Regularly peruse Yik Yak, an anonymous, location-based app similar to Twitter, and you’ll see the same concern appear every few weeks: what if Yik Yak was to disclose its users’ names? The assumption of anonymity allows people to feel comfortable in posting personal/offensive comments, and revealing the users’ names would be perceived as a massive invasion of privacy.
As traumatizing as it would be to a Yik Yak user to have the whole campus know what he said about last weekend’s hookup or to be revealed as a closet racist, there are a lot more serious repercussions that could occur from a sudden reversal of anonymity.

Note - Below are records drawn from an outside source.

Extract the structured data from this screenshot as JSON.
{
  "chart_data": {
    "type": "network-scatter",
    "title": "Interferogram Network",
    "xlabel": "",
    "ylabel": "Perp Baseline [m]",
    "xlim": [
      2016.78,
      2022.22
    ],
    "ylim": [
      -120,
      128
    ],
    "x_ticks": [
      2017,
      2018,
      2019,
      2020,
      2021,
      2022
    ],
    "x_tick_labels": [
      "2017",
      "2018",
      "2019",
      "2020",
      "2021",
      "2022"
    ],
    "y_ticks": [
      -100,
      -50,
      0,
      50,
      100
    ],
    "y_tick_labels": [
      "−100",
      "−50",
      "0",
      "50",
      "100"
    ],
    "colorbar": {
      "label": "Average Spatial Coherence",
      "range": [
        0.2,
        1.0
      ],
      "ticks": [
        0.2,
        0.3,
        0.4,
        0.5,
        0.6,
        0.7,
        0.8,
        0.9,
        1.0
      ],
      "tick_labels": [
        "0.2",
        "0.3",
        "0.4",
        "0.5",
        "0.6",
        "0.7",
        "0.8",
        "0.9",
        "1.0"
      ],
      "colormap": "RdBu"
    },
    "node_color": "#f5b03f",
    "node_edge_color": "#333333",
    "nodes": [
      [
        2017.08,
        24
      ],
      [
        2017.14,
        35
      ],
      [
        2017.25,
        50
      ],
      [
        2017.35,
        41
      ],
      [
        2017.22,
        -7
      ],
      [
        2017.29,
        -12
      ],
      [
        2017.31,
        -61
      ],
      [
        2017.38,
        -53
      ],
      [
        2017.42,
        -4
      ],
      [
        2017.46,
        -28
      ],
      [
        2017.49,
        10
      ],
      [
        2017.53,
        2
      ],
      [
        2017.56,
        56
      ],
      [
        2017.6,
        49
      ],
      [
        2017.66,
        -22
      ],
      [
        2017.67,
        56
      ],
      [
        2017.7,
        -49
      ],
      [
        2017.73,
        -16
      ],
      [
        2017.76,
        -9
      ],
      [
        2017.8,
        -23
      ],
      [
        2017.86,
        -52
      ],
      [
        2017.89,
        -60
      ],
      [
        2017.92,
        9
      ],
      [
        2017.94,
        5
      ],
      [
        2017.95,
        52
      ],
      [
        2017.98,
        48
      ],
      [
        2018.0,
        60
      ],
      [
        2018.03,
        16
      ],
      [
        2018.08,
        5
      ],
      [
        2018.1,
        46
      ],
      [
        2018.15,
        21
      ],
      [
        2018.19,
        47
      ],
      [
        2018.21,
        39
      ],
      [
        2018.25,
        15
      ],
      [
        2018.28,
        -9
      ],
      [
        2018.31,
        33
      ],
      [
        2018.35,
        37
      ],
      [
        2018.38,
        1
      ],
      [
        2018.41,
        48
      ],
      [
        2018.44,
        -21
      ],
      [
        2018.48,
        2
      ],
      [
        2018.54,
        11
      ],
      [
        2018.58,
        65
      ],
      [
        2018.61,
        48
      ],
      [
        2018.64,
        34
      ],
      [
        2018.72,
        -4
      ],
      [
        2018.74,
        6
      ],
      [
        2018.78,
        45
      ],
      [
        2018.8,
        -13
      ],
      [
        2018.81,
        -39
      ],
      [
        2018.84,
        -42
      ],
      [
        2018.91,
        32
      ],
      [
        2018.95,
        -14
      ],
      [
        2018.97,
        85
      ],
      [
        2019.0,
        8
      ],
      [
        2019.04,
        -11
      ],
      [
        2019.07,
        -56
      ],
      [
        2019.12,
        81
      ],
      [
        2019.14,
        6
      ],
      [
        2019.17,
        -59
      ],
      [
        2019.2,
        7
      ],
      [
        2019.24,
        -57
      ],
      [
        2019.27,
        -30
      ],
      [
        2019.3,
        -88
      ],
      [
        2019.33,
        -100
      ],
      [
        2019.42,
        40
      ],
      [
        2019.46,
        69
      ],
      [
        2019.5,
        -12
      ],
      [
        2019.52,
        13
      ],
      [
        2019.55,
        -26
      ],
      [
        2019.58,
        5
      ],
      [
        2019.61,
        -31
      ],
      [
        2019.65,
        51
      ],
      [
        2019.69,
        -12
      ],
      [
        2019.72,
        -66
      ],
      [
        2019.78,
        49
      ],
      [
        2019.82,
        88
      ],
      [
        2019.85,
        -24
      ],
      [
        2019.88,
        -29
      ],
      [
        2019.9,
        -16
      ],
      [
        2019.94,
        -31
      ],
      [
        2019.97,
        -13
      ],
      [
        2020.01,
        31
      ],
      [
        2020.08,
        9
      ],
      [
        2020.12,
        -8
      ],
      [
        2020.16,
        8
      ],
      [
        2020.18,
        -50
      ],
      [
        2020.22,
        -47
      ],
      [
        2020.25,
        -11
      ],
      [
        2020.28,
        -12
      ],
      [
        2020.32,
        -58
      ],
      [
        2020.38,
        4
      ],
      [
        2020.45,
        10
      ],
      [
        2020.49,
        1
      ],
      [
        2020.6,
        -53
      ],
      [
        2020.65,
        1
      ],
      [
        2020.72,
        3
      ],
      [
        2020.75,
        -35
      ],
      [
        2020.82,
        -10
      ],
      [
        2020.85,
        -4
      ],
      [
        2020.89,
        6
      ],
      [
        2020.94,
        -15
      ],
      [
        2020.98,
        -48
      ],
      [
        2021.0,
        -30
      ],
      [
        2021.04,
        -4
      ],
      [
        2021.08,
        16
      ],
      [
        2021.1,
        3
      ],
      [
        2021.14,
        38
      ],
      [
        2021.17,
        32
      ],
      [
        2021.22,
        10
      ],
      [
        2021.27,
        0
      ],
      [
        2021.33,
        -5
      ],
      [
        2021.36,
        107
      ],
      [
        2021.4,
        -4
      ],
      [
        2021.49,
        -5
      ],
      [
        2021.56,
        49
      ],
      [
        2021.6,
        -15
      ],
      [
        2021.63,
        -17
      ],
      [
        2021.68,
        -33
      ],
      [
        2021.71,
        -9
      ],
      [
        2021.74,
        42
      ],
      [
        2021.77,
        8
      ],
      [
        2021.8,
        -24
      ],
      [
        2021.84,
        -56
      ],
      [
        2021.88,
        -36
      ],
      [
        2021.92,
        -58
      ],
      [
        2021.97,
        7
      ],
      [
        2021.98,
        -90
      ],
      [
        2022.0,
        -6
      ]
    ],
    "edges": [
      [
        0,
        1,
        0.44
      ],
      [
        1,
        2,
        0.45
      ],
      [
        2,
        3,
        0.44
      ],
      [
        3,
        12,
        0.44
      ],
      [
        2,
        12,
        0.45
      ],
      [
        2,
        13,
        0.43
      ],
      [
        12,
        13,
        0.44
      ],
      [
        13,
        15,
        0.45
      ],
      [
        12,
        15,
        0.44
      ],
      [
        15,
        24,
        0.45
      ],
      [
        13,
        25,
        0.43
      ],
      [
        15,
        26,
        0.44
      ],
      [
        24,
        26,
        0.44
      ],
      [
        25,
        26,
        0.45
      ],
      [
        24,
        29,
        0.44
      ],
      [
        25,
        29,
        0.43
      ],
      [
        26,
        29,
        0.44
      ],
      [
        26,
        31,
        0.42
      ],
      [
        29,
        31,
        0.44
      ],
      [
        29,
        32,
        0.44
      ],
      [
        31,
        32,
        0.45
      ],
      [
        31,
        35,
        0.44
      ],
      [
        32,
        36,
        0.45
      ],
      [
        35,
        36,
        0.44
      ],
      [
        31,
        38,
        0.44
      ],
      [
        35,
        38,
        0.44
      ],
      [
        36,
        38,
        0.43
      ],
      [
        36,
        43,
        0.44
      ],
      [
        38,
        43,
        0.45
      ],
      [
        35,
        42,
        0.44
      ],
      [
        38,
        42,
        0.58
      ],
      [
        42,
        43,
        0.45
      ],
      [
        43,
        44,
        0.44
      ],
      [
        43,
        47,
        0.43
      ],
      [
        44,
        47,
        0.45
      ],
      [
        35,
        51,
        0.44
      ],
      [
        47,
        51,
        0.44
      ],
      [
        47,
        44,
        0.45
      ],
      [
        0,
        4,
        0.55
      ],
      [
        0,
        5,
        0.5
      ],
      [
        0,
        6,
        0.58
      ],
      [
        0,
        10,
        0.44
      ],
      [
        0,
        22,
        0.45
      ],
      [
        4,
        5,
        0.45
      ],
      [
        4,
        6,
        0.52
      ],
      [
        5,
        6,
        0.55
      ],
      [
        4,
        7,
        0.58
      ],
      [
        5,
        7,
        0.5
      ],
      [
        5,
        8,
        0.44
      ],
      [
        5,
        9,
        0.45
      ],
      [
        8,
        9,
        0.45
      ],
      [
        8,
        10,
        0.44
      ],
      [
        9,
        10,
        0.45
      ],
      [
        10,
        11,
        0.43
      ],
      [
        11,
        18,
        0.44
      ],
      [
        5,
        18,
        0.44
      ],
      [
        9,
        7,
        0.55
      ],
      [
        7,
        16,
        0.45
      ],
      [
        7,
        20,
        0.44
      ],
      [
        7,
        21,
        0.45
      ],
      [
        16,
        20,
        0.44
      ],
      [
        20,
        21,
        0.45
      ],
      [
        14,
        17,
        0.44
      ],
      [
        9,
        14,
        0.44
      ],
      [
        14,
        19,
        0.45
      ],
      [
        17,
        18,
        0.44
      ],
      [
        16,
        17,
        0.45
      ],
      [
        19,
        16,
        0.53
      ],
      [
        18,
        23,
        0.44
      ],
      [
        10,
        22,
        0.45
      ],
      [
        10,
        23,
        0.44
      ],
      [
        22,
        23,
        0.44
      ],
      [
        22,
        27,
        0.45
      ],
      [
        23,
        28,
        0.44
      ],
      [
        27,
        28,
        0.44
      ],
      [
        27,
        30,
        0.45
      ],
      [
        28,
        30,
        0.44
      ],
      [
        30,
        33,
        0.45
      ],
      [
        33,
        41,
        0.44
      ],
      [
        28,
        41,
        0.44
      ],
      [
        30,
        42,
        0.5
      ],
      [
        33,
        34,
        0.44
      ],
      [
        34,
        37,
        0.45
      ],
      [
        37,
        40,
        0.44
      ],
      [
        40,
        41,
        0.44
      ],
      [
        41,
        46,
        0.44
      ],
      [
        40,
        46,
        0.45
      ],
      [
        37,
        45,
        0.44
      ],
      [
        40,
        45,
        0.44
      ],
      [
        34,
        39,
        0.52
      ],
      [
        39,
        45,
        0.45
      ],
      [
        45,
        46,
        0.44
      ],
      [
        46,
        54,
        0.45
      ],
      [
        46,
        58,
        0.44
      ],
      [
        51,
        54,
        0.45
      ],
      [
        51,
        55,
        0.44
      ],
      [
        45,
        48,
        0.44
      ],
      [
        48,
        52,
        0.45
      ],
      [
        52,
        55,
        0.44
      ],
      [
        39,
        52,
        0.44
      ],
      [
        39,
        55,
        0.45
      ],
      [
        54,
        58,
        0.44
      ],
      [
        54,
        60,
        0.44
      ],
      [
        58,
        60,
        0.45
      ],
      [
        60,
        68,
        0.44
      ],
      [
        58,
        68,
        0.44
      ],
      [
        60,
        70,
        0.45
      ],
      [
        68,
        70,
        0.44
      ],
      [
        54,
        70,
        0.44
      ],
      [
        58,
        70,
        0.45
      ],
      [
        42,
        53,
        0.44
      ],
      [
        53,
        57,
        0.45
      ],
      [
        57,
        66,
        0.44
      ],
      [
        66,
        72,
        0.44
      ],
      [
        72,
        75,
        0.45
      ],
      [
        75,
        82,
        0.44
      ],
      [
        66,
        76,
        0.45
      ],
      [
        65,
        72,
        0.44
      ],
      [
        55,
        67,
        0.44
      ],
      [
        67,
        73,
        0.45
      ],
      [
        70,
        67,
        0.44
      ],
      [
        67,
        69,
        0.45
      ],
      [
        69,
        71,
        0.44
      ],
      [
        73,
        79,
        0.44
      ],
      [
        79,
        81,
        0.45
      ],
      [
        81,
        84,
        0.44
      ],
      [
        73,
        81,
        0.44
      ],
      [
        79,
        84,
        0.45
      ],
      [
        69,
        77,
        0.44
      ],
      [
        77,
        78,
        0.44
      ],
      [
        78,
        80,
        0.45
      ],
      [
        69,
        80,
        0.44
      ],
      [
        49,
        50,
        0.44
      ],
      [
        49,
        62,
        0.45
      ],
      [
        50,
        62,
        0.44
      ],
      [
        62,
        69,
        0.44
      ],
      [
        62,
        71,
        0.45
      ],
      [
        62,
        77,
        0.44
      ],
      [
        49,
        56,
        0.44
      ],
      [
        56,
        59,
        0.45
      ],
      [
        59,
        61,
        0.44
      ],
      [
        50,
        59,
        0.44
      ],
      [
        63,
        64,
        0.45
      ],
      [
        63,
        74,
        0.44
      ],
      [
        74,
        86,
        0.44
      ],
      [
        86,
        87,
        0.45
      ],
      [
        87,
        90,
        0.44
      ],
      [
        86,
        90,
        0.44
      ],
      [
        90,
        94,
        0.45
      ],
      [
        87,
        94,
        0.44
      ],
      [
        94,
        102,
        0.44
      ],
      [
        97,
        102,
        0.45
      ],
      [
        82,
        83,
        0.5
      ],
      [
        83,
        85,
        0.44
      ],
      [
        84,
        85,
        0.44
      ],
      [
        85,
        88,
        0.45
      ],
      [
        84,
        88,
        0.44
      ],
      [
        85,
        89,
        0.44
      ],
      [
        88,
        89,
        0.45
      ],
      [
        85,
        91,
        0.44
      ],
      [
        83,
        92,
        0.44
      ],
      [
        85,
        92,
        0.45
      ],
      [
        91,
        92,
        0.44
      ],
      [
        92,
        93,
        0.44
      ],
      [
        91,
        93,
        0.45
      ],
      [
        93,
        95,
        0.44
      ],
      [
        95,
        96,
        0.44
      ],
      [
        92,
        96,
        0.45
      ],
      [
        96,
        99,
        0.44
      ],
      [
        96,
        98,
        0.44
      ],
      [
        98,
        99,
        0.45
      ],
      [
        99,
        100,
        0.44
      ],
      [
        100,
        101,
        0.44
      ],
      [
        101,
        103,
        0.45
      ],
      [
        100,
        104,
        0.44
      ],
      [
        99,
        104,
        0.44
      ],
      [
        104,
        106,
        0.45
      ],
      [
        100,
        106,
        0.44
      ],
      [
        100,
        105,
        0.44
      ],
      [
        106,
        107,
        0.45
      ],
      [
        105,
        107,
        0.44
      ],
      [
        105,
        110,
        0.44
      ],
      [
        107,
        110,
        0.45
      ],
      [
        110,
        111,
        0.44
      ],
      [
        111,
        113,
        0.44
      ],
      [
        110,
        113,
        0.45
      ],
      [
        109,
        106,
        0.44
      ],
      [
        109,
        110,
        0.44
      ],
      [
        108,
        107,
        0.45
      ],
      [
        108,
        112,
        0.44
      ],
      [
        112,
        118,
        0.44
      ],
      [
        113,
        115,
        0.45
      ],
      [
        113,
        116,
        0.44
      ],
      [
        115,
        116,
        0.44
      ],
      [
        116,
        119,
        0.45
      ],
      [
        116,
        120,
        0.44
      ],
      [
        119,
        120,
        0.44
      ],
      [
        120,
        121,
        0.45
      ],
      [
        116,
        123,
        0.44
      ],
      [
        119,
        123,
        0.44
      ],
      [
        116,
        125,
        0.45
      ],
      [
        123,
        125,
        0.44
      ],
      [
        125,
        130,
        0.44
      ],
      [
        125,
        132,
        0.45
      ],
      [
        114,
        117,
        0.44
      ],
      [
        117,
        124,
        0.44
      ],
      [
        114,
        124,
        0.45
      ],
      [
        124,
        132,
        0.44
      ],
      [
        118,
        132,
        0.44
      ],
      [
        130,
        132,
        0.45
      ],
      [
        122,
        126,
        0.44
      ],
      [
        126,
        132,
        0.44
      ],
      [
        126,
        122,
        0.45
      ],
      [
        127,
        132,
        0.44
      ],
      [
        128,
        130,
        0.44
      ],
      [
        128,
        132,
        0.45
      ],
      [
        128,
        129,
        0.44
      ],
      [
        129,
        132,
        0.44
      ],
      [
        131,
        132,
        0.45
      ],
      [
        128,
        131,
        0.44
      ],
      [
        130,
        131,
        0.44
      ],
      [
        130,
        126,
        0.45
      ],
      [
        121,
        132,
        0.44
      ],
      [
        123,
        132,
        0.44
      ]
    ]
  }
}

For people who rely on anonymity-based software such as TOR, a lot could be resting on the ability to remain nameless. For example, victims of domestic abuse or stalking can use TOR to remain untraceable to their abusers, and the reversal of their anonymity has very real danger. That danger is becoming more apparent with the attacks launched at TOR by hacker group Lizard Squad. By coordinating large-scale takeovers of the software, Lizard Squad can eavesdrop on users who think that their activity is untraceable.
The right to anonymity is hotly contested, with some people considering it to be a necessary part of interactions on the internet and others considering it to have a dangerous lack of accountability. But perhaps the question shouldn’t be if anonymity is a good or bad thing, but if it exists at all. With every move on the internet, even the ones that appear to be secret, able to be tracked by those smart enough to do so, it may be unwise to assume that anything on the internet is anonymous.